Aanvankelijk maakte Kennedy veel enthousiasme los, ondanks zijn houterige spreekstijl. Van dat laatste was niets te merken toen hij op 4 april in een zwarte wijk van Indianapolis moest vertellen dat Martin Luther King zojuist was doodgeschoten. Robert hield de toespraak van zijn leven en Indianapolis was een van de weinige steden waar geen rellen losbarstten. Zou deze Kennedy de rassenproblemen kunnen temperen?

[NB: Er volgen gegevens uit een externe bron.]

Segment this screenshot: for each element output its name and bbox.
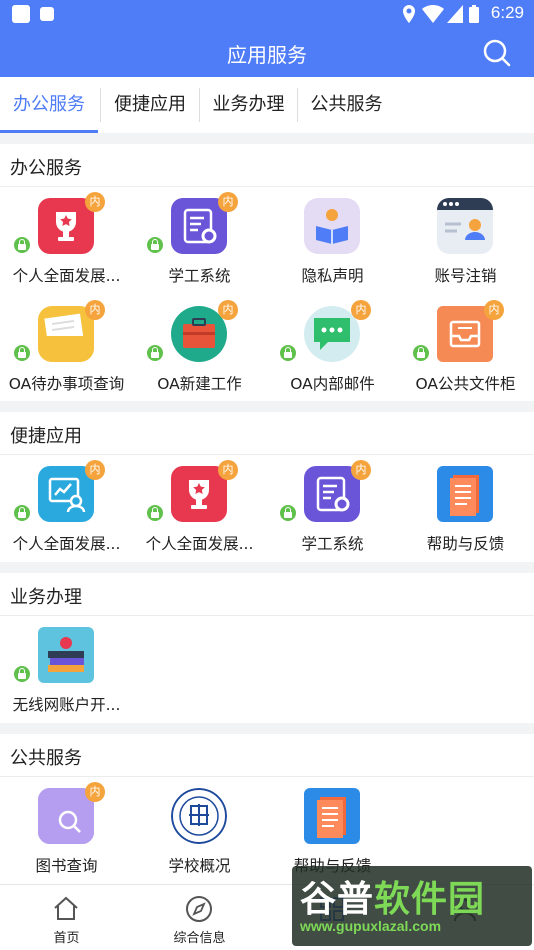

Kennedy won een aantal voorverkiezingen maar die hadden in die jaren weinig te betekenen. Je moest je gedelegeerden bij elkaar sprokkelen door contacten, niet via kiezers. Dat deed vicepresident Hubert Humphrey. Nadat McCarthy won in Oregon, waar RFK niet durfde te debatteren, werd Californië cruciaal om Roberts electorale kracht te bewijzen. Omdat McCarthy de studenten al had gekaapt, voerde Kennedy campagne op verrassend conservatieve law and order thema’s. Daarmee won hij op 4 juni. Net na middernacht hield RFK in Los Angeles een overwinningstoespraak, kort daarna werd hij neergeschoten, 26 uur later overleed hij.

Die zomer kreeg Hubert Humphrey de nominatie. Dat zou ook gebeurd zijn als Robert had geleefd, want Kennedy en McCarthy aanhangers konden elkaars bloed wel drinken. In november verloor Humphrey krap van Nixon, maar had Kennedy hem wel kunnen verslaan? Waarschijnlijk niet. Het land was te gepolariseerd, de oorlog veroorzaakte teveel verdeeldheid om een progressieve Democraat te laten winnen. En zo progressief was Kennedy niet. Hij was een laatkomer, een establishment-type, te oud om de jongerenbeweging die hem intrigeerde te volgen. In 1967 liet Kennedy nog een medewerker van zijn uitgever vervangen omdat die homo was.

What if-geschiedenis is aantrekkelijk, net als Hayden kunnen we altijd dromen van een mythische Robert Kennedy. Je hoeft de man niet tot heilige te verheffen om zijn dood tragisch te vinden. Edward Kennedy, de broer die bij Roberts begrafenis diepe eenzaamheid uitstraalde, zei het toen op een manier die niet verbeterd kan worden: ‘Mijn broer hoeft niet geïdealiseerd te worden, of groter gemaakt in zijn dan hij was bij zijn leven’. Dat is vijftig jaar later nog steeds een goed advies.